Both are quad channel in this instance but the Xeon configuration has twice as many banks with the total figure being split between the two CPU's.
In the ideal world CPU 0 would use Banks 1 + 2 and CPU 1 would use Banks 3 + 4.
These would be arranged so that the cores had the shortest possible distance to cover when sending and recalling data.
When the CPU's address their own optimized cores and ONLY their own optimized cores we see the most efficient level of throughput.
However memory channels get full up and start to overload as a project get busier and as soon as one maxes out, it'll start to load balance onto the least used bank.
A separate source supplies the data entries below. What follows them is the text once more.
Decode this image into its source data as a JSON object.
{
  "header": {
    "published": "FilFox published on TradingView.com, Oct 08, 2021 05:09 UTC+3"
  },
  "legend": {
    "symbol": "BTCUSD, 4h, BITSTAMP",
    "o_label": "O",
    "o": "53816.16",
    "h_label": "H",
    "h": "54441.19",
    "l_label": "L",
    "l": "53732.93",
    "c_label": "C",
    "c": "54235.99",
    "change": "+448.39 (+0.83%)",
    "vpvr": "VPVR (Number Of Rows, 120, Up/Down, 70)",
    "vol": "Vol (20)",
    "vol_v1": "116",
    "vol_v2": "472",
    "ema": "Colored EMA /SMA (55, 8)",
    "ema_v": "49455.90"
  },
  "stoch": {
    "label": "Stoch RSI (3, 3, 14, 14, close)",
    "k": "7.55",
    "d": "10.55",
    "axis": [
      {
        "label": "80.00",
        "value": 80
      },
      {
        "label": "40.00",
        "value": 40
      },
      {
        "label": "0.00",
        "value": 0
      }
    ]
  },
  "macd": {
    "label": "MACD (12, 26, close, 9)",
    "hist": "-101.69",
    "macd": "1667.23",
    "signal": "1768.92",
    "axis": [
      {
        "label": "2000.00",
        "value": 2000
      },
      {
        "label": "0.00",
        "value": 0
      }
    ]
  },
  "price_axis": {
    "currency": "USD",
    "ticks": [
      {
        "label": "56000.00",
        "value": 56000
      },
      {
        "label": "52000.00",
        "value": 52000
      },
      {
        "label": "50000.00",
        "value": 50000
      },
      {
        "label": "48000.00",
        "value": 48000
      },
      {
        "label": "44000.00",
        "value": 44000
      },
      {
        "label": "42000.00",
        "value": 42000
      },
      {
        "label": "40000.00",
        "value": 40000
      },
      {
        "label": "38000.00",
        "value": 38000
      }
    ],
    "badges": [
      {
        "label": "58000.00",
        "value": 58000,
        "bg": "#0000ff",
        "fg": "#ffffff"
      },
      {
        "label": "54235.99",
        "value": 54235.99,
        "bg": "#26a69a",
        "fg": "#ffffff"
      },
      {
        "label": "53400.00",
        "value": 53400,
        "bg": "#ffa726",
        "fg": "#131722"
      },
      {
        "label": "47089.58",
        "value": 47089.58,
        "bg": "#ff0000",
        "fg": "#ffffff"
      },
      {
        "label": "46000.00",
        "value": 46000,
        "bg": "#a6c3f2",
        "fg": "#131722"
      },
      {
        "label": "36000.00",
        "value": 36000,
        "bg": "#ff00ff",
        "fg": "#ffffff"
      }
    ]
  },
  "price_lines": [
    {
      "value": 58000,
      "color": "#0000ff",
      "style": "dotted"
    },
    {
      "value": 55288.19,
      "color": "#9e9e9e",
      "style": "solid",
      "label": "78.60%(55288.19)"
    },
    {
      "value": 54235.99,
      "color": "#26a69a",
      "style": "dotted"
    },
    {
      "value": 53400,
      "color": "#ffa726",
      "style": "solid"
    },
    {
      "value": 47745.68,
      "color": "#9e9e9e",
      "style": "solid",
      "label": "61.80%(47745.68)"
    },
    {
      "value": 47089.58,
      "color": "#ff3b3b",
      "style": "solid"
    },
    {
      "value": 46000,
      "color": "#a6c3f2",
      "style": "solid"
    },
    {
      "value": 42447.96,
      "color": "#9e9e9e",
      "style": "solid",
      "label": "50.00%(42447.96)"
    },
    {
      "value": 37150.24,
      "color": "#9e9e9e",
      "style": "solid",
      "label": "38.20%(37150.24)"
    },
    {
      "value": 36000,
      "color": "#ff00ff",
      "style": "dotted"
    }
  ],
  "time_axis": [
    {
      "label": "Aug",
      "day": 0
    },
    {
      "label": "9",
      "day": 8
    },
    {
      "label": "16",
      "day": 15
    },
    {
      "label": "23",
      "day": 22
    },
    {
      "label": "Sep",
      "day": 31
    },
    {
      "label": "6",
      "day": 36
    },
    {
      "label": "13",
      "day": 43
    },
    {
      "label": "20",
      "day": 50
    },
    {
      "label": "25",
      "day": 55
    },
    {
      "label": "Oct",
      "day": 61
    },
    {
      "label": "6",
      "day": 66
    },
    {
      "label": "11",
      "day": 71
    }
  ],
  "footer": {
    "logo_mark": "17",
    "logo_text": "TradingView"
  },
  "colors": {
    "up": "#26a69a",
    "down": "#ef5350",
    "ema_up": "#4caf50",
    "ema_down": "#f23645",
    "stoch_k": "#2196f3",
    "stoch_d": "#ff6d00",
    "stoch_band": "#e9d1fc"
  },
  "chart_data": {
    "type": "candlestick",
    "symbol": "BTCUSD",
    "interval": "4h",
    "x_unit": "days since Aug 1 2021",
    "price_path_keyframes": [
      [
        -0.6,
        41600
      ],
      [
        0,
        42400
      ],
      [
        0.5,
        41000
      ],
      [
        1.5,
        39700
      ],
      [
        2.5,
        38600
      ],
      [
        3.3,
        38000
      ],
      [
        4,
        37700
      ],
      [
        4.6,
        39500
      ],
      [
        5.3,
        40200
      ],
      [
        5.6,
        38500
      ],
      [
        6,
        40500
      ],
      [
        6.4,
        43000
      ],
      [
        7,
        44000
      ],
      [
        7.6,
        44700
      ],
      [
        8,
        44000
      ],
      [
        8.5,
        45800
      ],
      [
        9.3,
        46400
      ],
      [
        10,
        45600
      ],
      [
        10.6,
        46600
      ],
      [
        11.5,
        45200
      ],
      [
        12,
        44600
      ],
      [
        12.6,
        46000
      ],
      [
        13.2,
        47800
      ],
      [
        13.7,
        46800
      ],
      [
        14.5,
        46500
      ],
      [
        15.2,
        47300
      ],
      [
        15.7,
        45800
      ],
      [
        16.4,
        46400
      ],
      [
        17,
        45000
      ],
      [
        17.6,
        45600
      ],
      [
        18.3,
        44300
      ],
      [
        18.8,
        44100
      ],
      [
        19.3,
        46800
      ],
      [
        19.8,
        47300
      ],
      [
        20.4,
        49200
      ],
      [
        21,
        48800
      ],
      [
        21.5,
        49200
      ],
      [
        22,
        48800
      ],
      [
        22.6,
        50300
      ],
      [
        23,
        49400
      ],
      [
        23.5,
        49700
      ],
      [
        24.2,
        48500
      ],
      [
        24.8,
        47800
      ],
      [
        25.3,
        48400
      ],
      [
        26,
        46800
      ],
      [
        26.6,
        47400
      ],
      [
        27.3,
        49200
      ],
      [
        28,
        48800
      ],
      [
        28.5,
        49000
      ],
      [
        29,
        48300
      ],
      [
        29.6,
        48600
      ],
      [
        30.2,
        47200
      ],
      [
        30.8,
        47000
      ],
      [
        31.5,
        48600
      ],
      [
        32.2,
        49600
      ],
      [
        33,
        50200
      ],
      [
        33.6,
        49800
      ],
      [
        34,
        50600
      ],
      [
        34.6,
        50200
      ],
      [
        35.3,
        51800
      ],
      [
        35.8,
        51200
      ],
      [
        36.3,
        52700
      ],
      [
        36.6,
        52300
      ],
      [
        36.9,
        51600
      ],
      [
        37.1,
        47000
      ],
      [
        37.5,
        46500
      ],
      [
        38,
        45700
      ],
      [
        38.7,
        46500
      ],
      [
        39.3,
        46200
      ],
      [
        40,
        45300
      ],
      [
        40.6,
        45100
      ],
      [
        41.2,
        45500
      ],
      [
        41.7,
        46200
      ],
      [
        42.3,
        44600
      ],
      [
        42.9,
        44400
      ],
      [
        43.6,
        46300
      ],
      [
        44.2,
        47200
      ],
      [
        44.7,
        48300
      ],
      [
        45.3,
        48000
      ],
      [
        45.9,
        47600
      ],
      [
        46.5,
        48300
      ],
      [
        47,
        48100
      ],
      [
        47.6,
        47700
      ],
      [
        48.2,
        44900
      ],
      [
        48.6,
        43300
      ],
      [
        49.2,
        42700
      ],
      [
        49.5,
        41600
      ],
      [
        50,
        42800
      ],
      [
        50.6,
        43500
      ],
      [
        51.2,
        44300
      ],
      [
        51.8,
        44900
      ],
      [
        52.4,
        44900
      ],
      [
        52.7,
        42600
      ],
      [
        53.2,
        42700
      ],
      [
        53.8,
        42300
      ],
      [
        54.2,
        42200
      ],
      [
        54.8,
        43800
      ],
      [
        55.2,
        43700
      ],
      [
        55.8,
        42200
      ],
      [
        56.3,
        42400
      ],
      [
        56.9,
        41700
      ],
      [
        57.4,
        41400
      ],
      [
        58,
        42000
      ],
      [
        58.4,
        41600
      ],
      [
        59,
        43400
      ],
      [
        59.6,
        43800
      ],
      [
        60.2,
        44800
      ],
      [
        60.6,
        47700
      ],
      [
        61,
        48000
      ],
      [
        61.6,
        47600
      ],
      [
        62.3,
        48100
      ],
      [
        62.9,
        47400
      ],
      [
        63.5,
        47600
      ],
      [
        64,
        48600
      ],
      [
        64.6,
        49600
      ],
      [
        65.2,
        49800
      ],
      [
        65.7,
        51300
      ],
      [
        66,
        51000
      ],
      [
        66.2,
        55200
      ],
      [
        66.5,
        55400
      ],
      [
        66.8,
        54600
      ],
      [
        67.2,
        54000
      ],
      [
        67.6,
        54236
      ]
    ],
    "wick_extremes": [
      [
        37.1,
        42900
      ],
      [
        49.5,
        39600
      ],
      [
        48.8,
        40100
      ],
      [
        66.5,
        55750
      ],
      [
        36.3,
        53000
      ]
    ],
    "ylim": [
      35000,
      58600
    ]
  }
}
If that bank is attached to the same CPU, then the performance drop is minimal (if any), but if that data is then shifted to another bank completely then the outcome is that the latency time to recall may double or even triple due to the distance it has to cover when recalling it.
Ultimately this is fraction of a microsecond, but if that happens 1000's of times a microsecond (which it does) then the cores that have already actioned have to wait for the lagged data to catch up or it has to dispose of it. One of those equals overhead loss where the other equals audio drop outs.
This isn't the sequencer, this is the OS and a problem that all platforms have been trying to optimize for, for years. It's not such a big deal when it comes servers and databases with no need for real time handling, but for audio where buffers have strict time limits on how quickly they process the data it can be a little more problematic.